The Ketai de Music ("Music on Your Mobile Phone") delivery system is based on a content-protection scheme, the Universal Distribution with Access Control-Media Base (UDAC-MB). It follows a protocol standard, the Secure Multimedia Card standard and a download/playback system standards.
The companies claim the new system is the first to combine three functions in a cellular phone: voice telephony, a music downloader and a music player. Secure MMC, which will be used for music data storage, is the key component that provides strong security against the illegal duplication of data.
"Eighty-eight percent of young people in their 20s have portable phones and 70 to 80 percent of them also have portable audio players [in Japan], according to our survey. So we thought there could be a way to enjoy music" over the phone, said Fusao Terada, general manager of Sanyo's R&D headquarters. "Security was the key challenge." Sanyo began the project and asked Fujitsu to collaborate on security technology. Hitachi and then Infinion Hitachi's flash memory partner also brought their flash-card technology to the project.
Secure music distribution demands that the encryption and decryption functions be kept in a secure area. Secure MMC satisfies those requirements, and is backward-compatible with the Multimedia Card in terms of size and pin layout. The encryption and decryption functions and the license key are kept in the card's Tamper Resistant Module (TRM), which physically and logically impedes the examination or alteration of the semiconductor or the software.
Unlike conventional flash cards, "security information is stored in the tamper-resistant area and [illegal] alteration becomes impossible. And as the key is kept in the tamper-resistant area, the card has high security," said Masahiko Ogirima, senior vice president of Hitachi's semiconductor group.

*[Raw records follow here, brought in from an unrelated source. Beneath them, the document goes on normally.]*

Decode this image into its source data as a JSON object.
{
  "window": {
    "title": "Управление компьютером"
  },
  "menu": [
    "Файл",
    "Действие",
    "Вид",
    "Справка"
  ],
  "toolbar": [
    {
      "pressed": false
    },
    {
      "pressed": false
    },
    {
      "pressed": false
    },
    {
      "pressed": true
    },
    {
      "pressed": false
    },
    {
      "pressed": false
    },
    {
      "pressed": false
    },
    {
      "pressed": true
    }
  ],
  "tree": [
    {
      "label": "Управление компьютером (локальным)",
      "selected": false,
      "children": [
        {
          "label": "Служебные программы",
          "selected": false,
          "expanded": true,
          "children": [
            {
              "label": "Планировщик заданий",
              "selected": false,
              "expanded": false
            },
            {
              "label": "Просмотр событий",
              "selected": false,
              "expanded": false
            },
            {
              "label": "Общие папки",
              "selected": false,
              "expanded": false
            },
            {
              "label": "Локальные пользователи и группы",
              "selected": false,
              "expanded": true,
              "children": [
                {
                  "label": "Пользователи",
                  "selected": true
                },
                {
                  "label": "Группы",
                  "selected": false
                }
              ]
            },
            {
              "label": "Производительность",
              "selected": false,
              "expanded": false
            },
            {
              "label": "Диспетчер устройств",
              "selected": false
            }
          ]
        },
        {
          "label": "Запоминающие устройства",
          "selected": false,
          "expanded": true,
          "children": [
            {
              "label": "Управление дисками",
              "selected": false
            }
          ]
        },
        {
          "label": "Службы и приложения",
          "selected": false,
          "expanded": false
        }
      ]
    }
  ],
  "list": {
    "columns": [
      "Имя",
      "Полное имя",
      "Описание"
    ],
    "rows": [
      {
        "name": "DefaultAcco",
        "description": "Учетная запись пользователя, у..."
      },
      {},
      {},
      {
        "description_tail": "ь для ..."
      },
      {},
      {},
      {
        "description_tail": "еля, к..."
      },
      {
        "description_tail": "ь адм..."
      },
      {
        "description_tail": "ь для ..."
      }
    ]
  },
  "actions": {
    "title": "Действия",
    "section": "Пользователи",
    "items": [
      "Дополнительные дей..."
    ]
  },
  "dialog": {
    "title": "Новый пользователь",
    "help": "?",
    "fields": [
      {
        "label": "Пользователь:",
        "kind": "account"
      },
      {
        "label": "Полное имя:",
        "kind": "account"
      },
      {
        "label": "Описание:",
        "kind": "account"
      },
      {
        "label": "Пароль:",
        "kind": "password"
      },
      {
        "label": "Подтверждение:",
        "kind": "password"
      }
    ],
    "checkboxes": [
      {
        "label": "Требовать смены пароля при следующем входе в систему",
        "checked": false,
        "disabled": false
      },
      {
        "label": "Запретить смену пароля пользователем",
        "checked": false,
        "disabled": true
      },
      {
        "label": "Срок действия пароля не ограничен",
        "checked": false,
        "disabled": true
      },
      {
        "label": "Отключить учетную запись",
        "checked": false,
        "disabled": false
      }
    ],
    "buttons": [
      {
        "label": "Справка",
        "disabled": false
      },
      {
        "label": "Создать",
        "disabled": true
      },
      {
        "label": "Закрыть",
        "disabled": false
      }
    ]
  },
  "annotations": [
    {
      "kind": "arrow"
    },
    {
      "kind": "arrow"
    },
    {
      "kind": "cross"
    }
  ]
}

Secure MMC's high data transfer rate is enabled by the addition of six pins, which are used to perform an 8-bit parallel write function. The group intends to hit 2 Mbytes/second next year and 20 Mbytes/s in 2001. With the 20-Mbyte/s transfer rate, 60 minutes of music (about 60 Mbytes) can be downloaded in 3 seconds, according to Hitachi. The high-speed download capability will enable rapid data distribution at music kiosks, which the group believes will be one important distribution route for the system.

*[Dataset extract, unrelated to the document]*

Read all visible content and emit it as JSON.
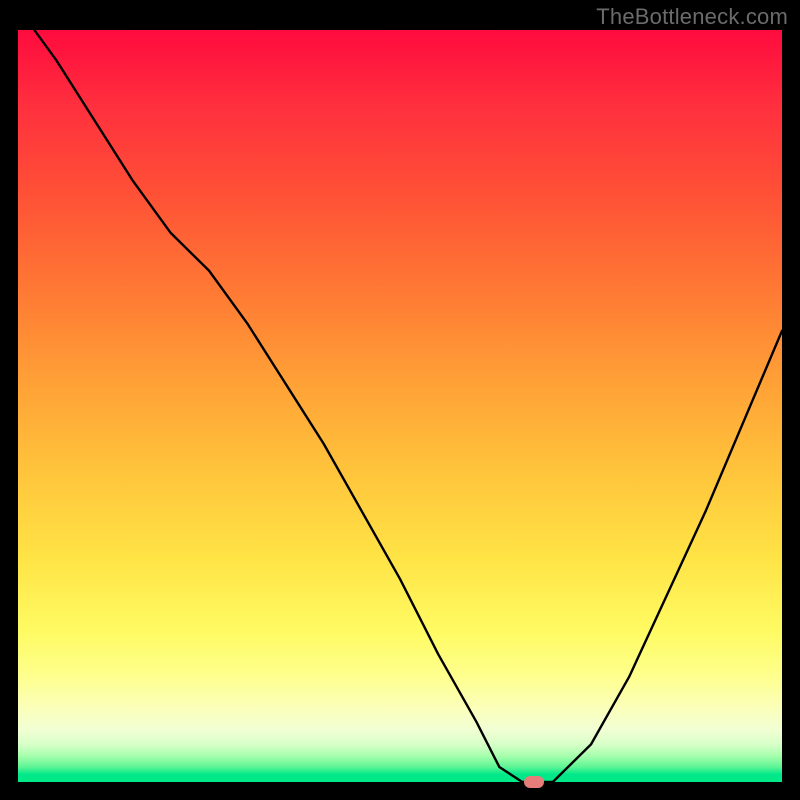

Hitachi, Infinion and Sanyo plan to propose Secure MMC to the Multimedia Card Association as an open standard.
The UDAC-MB was originally developed for digital content in general, and not for music in particular, said Yoshiro Yoshioka, senior vice president of Fujitsu. Some features have been added for the protection of music data when it's distributed.
When a portable phone user requests a music title, the content distribution server will send back an encrypted version, and the data will be stored in the Secure MMC data area. A license key for playback is separately sent from a key distribution server and stored in the card's TRM area. A UDAC-MB decoder chip uses the key to decode the music data. "The data and key are independently handled and only the decoder chip can play the music. Even if the data is hacked halfway, it cannot be played," said Yoshioka.
UDAC-MB handles any compression scheme, so "carriers may decide on the format," he said. Fujitsu used the MP3 format to demonstrate the system.
For the time being, Sanyo will provide portable phones and Hitachi and Infinion will supply cards. Fujitsu will focus on security-related issues for servers and systems. The group is seeking to form alliances with content holders and carriers, starting first in Japan.